The film gave leading man Jean Dujardin an Oscar and gave his career a tiny bump - he was great in The Wolf of Wall Street - but the thing that sticks with me the most about The Artist is Uggie the dog. Or rather the media's obsession with Uggie the dog. The Oscar campaign that year featured a small sideshow where some websites began a movement to honor Uggie with an Oscar; BAFTA members actually inquired about whether they could vote for him (Uggie did win the Palm Dog award at Cannes, a regular award given to a canine performer). Despite all of that hoopla Uggie hasn’t worked since 2012’s The Campaign.

It’s fitting that Uggie is the most memorable part of the movie as the “Consider Uggie” campaign was a novelty that fit right in with the novelty of The Artist itself. Black and white and "silent" (it's drenched in music), The Artist’s aesthetic gimmick is probably what elevated the film into consideration at all. It’s bizarre looking back at this film and realizing it took home FIVE awards including Best Picture - Actor, Director (Michel Hazanavicius just released his follow-up movie, The Search, to mixed reviews. It has not hit the US yet), Costume Design and Score. It's hard to imagine hating this movie at all - it's perfectly nice! - but it's even harder to imagine loving it, to actually believe it's the greatest movie released that year. It's hard to imagine having particularly strong feelings about this movie at all.
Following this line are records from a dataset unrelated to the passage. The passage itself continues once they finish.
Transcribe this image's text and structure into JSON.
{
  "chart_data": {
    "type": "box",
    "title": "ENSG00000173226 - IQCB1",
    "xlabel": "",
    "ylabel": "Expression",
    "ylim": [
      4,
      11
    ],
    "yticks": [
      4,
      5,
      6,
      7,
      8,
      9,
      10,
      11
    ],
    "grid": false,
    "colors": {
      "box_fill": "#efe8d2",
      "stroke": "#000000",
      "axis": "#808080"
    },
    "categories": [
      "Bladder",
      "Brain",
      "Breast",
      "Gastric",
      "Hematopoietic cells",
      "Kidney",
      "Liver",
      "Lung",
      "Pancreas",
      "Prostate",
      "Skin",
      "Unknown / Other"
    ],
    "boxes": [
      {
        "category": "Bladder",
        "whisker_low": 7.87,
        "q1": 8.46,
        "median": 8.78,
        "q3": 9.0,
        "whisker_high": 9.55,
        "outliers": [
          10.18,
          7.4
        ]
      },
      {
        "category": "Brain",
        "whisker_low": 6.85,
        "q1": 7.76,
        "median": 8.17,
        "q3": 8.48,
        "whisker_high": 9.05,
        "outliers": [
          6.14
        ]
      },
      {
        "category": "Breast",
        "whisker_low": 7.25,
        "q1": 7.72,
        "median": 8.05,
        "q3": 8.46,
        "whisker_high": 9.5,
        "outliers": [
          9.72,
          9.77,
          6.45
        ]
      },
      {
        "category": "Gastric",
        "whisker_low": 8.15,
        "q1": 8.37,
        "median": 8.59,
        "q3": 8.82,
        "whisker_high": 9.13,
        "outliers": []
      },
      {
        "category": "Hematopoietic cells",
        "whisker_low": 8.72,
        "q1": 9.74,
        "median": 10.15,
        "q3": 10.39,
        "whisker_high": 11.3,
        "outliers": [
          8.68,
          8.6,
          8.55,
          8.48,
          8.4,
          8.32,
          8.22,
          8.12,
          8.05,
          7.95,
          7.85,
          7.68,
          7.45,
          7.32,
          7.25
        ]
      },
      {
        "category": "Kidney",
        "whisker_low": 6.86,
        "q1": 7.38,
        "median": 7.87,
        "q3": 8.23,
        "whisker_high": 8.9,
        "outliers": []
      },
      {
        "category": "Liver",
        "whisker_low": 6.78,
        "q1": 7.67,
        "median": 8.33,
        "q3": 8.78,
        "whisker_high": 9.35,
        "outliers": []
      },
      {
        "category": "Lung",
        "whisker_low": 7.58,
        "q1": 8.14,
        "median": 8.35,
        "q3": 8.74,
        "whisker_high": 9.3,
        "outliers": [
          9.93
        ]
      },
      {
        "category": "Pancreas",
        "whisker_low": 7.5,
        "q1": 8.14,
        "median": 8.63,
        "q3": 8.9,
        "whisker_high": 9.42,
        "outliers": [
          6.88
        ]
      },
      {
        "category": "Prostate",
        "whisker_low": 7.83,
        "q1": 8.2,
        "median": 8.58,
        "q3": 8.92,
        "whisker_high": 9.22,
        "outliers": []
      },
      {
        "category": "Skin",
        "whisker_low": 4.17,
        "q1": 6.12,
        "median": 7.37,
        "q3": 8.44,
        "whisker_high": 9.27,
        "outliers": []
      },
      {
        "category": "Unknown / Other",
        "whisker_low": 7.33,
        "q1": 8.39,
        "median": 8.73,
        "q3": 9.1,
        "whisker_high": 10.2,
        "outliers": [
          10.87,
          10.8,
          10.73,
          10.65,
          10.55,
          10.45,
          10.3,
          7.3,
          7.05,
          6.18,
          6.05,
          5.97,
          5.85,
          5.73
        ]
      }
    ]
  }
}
I actually feel bad for The Artist. A movie as light, as pleasantly empty as this one, can be damaged by the Best Picture Oscar. The movie itself can’t carry the weight that award puts on it; while The Artist might have been a movie to be rediscovered ten or twenty years down the road (because it is certainly all but forgotten today, three years after taking home the big awards) but it will always have that Best Picture millstone around its neck. That portentous baggage will always drag it down, as the movie can never live up to the award. Sometimes a trifle is great, and it should be allowed to simply be a trifle. The Artist should have remained a trifle.